Abstract:Recently, prompt learning has garnered considerable attention for its success in various Vision-Language (VL) tasks. However, existing prompt-based models are primarily focused on studying prompt generation and prompt strategies with complete modality settings, which does not accurately reflect real-world scenarios where partial modality information may be missing. In this paper, we present the first comprehensive investigation into prompt learning behavior when modalities are incomplete, revealing the high sensitivity of prompt-based models to missing modalities. To this end, we propose a novel Multi-step Adaptive Prompt Learning (MuAP) framework, aiming to generate multimodal prompts and perform multi-step prompt tuning, which adaptively learns knowledge by iteratively aligning modalities. Specifically, we generate multimodal prompts for each modality and devise prompt strategies to integrate them into the Transformer model. Subsequently, we sequentially perform prompt tuning from single-stage and alignment-stage, allowing each modality-prompt to be autonomously and adaptively learned, thereby mitigating the imbalance issue caused by only textual prompts that are learnable in previous works. Extensive experiments demonstrate the effectiveness of our MuAP and this model achieves significant improvements compared to the state-of-the-art on all benchmark datasets
What problem does this paper attempt to address?

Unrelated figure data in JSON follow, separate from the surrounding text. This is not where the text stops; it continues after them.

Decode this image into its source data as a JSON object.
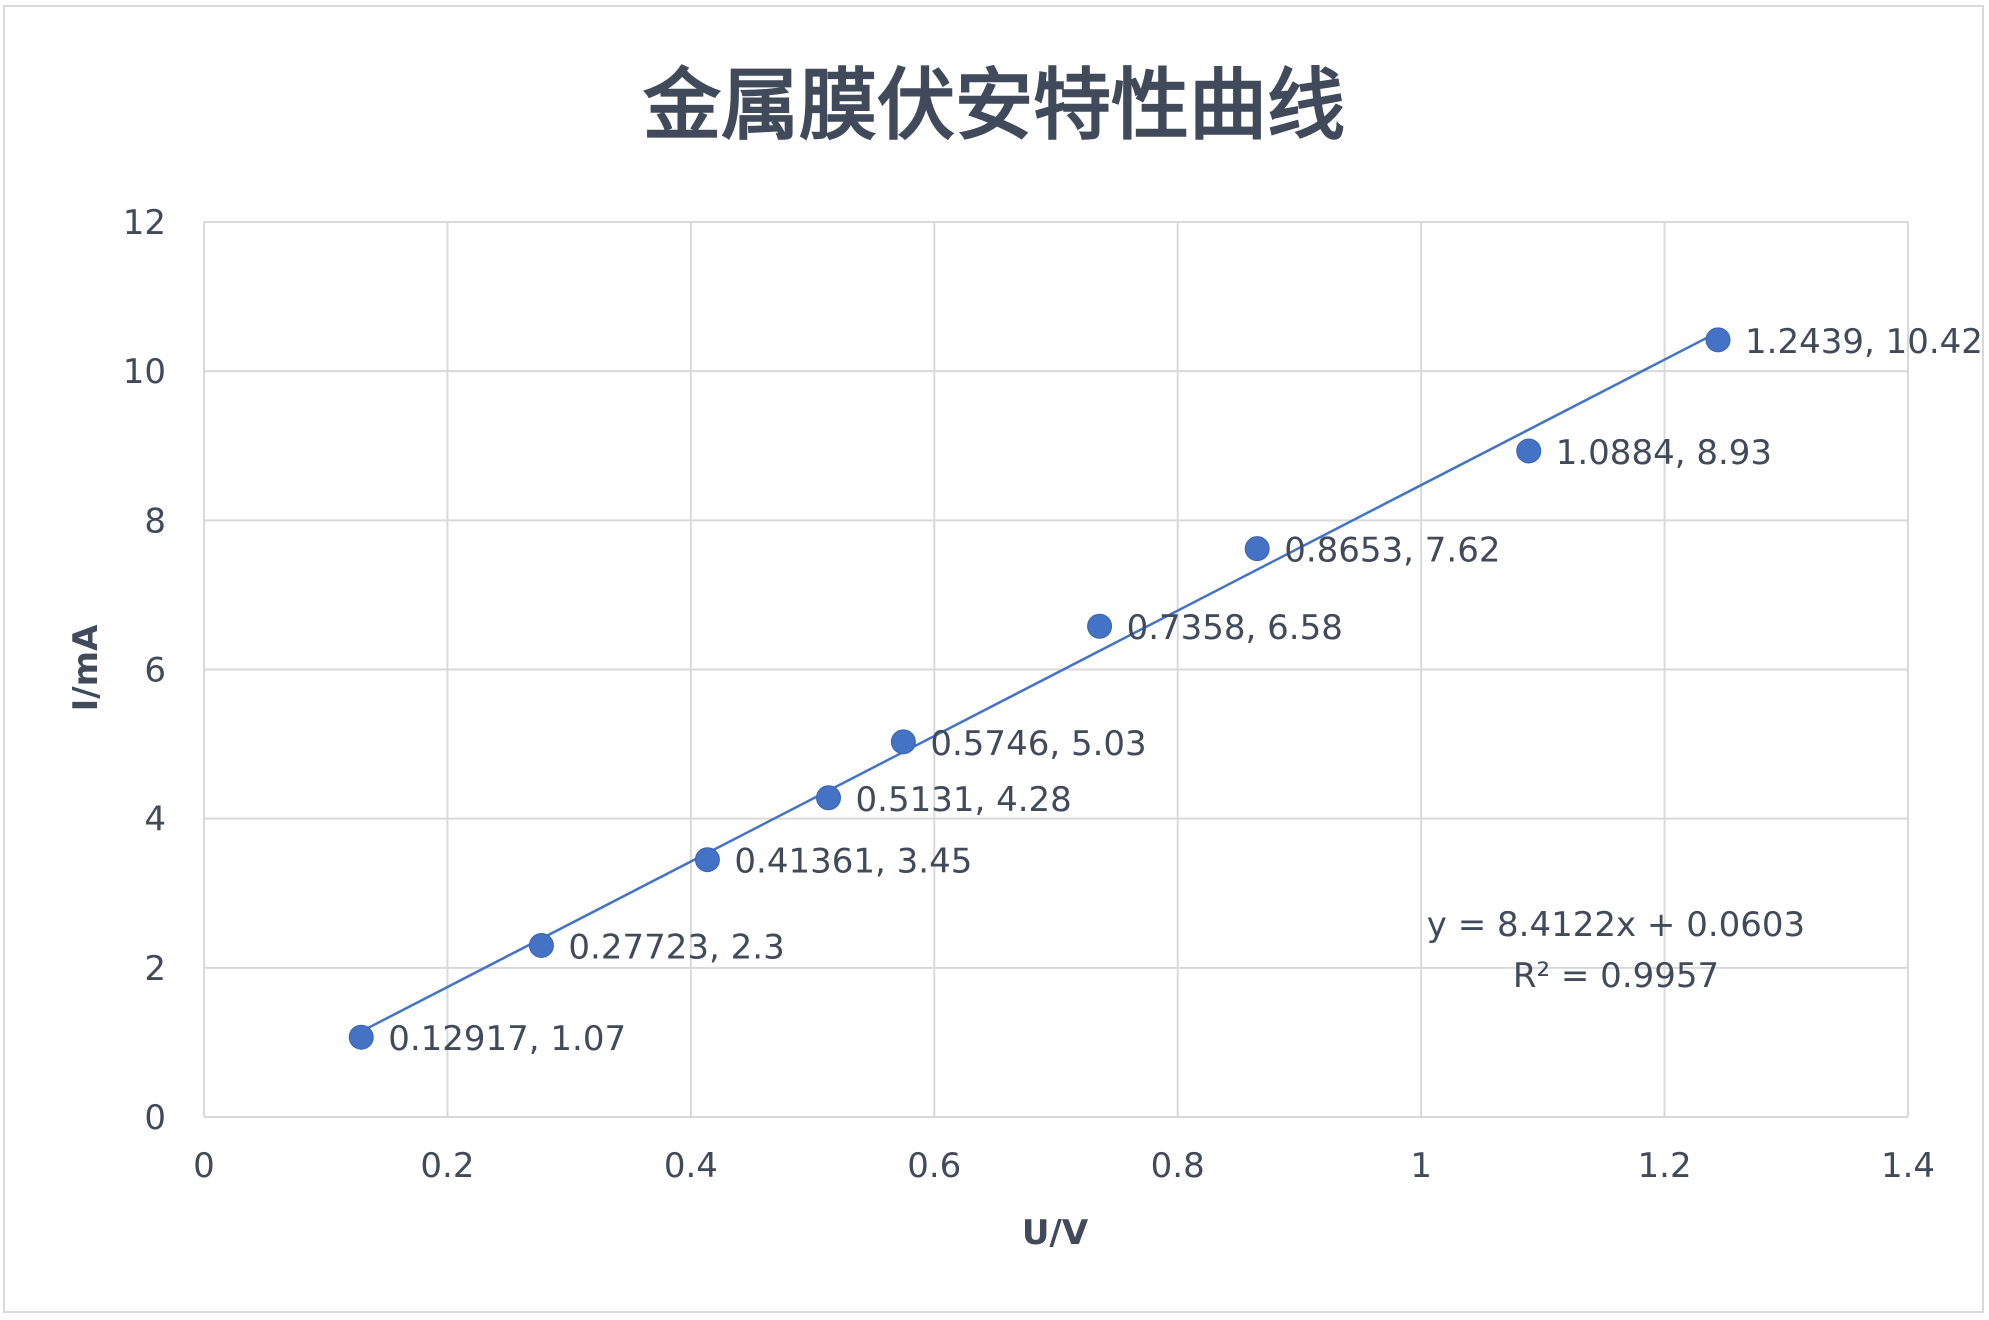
{
  "chart_data": {
    "type": "scatter",
    "title": "金属膜伏安特性曲线",
    "xlabel": "U/V",
    "ylabel": "I/mA",
    "xlim": [
      0,
      1.4
    ],
    "ylim": [
      0,
      12
    ],
    "xticks": [
      "0",
      "0.2",
      "0.4",
      "0.6",
      "0.8",
      "1",
      "1.2",
      "1.4"
    ],
    "xtick_values": [
      0,
      0.2,
      0.4,
      0.6,
      0.8,
      1,
      1.2,
      1.4
    ],
    "yticks": [
      "0",
      "2",
      "4",
      "6",
      "8",
      "10",
      "12"
    ],
    "ytick_values": [
      0,
      2,
      4,
      6,
      8,
      10,
      12
    ],
    "grid": true,
    "points": [
      {
        "x": 0.12917,
        "y": 1.07,
        "label": "0.12917, 1.07"
      },
      {
        "x": 0.27723,
        "y": 2.3,
        "label": "0.27723, 2.3"
      },
      {
        "x": 0.41361,
        "y": 3.45,
        "label": "0.41361, 3.45"
      },
      {
        "x": 0.5131,
        "y": 4.28,
        "label": "0.5131, 4.28"
      },
      {
        "x": 0.5746,
        "y": 5.03,
        "label": "0.5746, 5.03"
      },
      {
        "x": 0.7358,
        "y": 6.58,
        "label": "0.7358, 6.58"
      },
      {
        "x": 0.8653,
        "y": 7.62,
        "label": "0.8653, 7.62"
      },
      {
        "x": 1.0884,
        "y": 8.93,
        "label": "1.0884, 8.93"
      },
      {
        "x": 1.2439,
        "y": 10.42,
        "label": "1.2439, 10.42"
      }
    ],
    "trendline": {
      "type": "linear",
      "slope": 8.4122,
      "intercept": 0.0603,
      "equation": "y = 8.4122x + 0.0603",
      "r_squared": "R² = 0.9957"
    },
    "colors": {
      "marker": "#4472c4",
      "trendline": "#4472c4",
      "grid": "#d9d9d9",
      "text": "#404a5a"
    }
  }
}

The problem that this paper attempts to solve is that in vision - language (VL) tasks, when the modal data is incomplete, the existing prompt - based learning methods perform poorly. Specifically, most of the existing research assumes that all modalities are available during the training and testing stages, which is often difficult to achieve in real - world applications. For example, due to privacy and security issues, text data may not be accessible; or due to limitations of device observations, visual data may be missing. These problems lead to the absence of modal data, which significantly affects the performance of vision - language models.
To solve this problem, the author proposes a multi - step adaptive prompt learning framework (Multi - step Adaptive Prompt Learning, MuAP), which aims to generate multi - modal prompts and perform multi - step prompt adjustment, and adaptively learn knowledge by iteratively aligning modalities. MuAP generates multi - modal prompts for each modality, designs prompt strategies to integrate them into the Transformer model, and then performs prompt adjustment successively from the single - stage and alignment stages, enabling each modality prompt to learn independently and adaptively, thus alleviating the imbalance problem caused by only text prompts being learnable in previous work.
The main contributions of the paper include:
1. **For the first time, analyze the robustness of prompt learning in the case of missing modal data**, propose a new multi - step adaptive prompt learning method for handling missing modal data in VL models, solve the limitations of existing work, and enhance the effect of prompts simultaneously through autonomous and collaborative learning.
2. **Design a multi - step tuning strategy**, covering single - stage and alignment - stage tuning, adaptively generate visual and language prompts through multi - step modal alignment, so as to comprehensively learn knowledge from both modalities without bias.
3. **Conduct extensive experiments and ablation studies**, verify the effectiveness of MuAP on three benchmark datasets, and the results show that the model outperforms the current state - of - the - art methods on all benchmark datasets.